Icelandic magic in the suburbs, and a small town girl who lets us down
Rock: Sigur Rós, Royal Hospital, Dublin
Sigur Rós have made seven acclaimed albums since 1997 and soundtracked countless documentaries and dramas whenever a musical director requires ethereal music that incorporates classical, minimal and post-rock sensibilities. Now their fan base has swelled from an Irish debut in the Temple Bar Music Centre in 2000 to the great outdoors.
They perform an intro from the back of the stage, briefly suggesting this could be some kind of aloof soundsystem gig, but such fears prove unfounded as frontman Jónsi Birgisson and company take to the front of the stage and perform a pristine 12-song set. Birgisson is noted for playing his guitar with a bow and singing in a unique falsetto. He does both beautifully. During 'Festival', he holds a note for a staggeringly long period of time.

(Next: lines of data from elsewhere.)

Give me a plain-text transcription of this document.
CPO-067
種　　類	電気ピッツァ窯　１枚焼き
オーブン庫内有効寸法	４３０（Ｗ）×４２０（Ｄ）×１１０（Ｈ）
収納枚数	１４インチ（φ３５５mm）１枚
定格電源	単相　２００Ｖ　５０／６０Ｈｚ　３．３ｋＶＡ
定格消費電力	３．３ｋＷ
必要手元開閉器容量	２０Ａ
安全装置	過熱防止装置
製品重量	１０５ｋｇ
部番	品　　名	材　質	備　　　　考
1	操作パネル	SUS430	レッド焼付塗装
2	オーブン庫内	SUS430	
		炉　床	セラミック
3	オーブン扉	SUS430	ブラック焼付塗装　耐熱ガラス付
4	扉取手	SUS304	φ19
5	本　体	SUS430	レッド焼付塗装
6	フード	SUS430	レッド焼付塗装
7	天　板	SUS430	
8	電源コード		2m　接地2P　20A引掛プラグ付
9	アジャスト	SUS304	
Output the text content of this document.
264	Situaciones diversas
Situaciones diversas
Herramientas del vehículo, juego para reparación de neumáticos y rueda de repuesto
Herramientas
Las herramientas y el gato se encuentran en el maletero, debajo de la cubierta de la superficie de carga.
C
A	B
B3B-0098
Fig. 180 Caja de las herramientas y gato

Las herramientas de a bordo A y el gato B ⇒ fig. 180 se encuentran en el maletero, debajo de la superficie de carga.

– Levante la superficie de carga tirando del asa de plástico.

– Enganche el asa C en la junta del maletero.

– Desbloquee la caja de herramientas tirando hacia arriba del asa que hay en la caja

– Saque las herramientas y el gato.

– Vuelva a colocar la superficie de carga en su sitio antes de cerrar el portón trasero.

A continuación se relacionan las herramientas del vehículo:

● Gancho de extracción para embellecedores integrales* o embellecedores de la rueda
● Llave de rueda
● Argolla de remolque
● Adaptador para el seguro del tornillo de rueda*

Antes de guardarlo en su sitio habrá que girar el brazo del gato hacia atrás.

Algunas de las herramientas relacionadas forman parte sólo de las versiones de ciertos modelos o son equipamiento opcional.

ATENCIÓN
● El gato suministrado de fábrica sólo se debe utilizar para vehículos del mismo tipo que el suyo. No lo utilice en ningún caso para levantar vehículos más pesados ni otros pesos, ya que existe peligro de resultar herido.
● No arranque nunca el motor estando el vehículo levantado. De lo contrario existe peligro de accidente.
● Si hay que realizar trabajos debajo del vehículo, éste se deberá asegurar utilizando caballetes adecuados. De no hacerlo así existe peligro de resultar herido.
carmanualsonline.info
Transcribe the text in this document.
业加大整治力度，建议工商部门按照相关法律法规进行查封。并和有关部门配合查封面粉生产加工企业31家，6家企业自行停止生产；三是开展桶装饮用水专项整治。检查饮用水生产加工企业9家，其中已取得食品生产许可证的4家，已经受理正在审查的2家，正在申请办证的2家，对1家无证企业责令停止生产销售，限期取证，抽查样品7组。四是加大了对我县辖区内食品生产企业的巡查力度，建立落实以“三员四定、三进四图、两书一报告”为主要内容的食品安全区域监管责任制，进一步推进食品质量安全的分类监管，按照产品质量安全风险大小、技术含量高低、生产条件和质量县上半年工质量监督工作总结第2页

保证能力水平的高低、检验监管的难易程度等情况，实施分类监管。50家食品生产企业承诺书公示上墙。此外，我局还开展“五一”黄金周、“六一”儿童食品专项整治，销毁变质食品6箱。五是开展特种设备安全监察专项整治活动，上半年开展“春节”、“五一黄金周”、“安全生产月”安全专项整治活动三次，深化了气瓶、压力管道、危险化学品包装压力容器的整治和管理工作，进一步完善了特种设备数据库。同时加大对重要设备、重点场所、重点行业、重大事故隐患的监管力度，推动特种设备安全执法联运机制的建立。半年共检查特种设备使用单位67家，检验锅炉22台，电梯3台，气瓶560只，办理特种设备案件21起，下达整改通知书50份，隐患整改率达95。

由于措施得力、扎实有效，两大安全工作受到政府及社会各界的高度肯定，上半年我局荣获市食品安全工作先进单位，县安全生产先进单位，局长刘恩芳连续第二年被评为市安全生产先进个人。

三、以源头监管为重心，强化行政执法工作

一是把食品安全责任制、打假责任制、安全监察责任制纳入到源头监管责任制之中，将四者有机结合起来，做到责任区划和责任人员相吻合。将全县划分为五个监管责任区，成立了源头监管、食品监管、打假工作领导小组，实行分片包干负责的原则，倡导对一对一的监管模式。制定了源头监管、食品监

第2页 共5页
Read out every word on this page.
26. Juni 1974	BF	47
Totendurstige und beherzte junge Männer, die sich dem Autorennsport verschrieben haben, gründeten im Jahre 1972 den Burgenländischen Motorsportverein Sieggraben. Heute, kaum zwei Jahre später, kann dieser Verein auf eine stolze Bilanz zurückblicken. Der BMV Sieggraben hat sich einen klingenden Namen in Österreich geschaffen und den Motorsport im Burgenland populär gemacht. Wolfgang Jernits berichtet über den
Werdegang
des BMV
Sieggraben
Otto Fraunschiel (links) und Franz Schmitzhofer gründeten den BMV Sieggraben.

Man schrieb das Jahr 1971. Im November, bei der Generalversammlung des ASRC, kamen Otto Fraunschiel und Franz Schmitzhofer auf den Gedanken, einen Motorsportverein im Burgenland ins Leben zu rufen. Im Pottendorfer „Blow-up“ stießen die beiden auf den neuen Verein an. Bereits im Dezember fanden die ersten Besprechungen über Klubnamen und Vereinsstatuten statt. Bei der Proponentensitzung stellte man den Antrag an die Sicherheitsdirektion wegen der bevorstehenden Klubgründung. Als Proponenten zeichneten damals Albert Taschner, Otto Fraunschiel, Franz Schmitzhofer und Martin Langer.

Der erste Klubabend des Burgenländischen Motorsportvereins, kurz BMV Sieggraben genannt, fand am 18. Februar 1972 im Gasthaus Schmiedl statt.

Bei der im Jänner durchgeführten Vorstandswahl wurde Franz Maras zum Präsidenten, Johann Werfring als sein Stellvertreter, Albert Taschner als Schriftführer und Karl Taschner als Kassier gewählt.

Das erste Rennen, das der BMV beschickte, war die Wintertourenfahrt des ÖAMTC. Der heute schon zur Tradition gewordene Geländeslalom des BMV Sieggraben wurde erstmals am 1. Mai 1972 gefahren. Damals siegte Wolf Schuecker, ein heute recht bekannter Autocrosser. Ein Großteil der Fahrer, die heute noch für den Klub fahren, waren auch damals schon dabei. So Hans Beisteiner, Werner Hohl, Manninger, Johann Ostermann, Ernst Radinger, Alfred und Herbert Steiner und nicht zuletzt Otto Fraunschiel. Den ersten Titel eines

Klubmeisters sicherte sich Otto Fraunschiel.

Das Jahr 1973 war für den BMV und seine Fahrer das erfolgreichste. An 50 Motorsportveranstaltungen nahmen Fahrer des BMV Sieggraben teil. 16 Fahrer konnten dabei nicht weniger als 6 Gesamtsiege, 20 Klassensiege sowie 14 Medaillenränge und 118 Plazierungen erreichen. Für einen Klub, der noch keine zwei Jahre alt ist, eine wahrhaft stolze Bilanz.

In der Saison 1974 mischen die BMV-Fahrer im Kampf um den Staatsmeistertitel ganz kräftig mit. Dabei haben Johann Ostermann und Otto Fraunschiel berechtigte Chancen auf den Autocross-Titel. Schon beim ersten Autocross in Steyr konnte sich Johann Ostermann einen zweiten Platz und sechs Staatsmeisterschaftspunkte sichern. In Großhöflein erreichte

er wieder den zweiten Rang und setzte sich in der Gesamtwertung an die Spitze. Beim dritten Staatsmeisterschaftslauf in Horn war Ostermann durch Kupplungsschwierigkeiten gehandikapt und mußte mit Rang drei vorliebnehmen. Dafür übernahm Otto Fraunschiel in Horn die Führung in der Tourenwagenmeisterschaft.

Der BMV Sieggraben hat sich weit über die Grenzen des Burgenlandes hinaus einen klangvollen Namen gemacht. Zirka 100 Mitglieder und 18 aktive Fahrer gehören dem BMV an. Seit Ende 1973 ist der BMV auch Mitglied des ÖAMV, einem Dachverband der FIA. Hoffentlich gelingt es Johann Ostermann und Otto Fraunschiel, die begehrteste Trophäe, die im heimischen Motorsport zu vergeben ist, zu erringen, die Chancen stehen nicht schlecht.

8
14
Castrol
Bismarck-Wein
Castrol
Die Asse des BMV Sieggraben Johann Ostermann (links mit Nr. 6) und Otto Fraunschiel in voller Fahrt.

Sigur Rós have that rare gift of being able to deliver intimate and warm shows in big open spaces. They weave a magical web of sound incorporating keyboards, top pianos, glockenspiel and guitars. Long may their Icelandic genius enchant and entertain us.
- Eamon Sweeney
Funk: Earth, Wind & Fire, 3Arena, Dublin
Earth, Wind & Fire belong in the premier league of funk alongside fellow pioneers Parliament, Funkadelic and the recently deceased purple genius Prince. Bandleader Maurice White also died this year, although he hasn't been a touring member in recent years as he was battling Parkinson's disease. Clad in their signature red and black colour scheme, the 12-man band dramatically freeze like statues before breaking into an infectious dance routine. The 1979 disco hit 'Boogie Wonderland' immediately hits the sweet spot and the whole auditorium dances and sings along.
Earth, Wind & Fire let the music do all the talking. The soulful funk of the 1975 chart-topper 'Sing a Song' is another brilliant moment.
The musicianship and showmanship is superb, topped off with incredible singing by Philip Bailey, who possesses a staggering four-octave and falsetto range.
- Eamon Sweeney
Theatre: The Wake, Abbey Theatre, Dublin
Vera comes home to small town west of Ireland unannounced. She has been left the family hotel by her mother, and her brother and sisters are scheming to gain possession of it. Meanwhile her beloved grandmother has died, and her siblings didn't bother to let her know. She shacks up with her teenage flame, a drifter called Finbar, and causes scandal in the town.
Prudent and avaricious, the rest of the O'Toole family view Vera, who they know works as a prostitute in the USA, as a transgressor. Set in the 1990s, it is pre-Celtic Tiger, but the money grubbing and small town empire building are getting into their stride.
Joined by her brother-in-law Henry, Vera and Finbar break into the hotel, and the trio establish jurisdiction for a booze-fuelled party, lights blazing across the main street. But Vera and her anarchic bunch are no match for the establishment. They lack the ruthlessness of self-interest. They have no plan.
While there are plenty of flashes of brilliance in the writing, this play lacks the discipline and focus of Tom Murphy's best work. Instead of some deep mutual interrogations, we get songs.
Brian Doherty is both funny and deeply moving as the damaged Finbar. Henry, the semi-Anglo lawyer with a touch of dandy, is a terrifically complex character, given vivid life by Frank McCusker.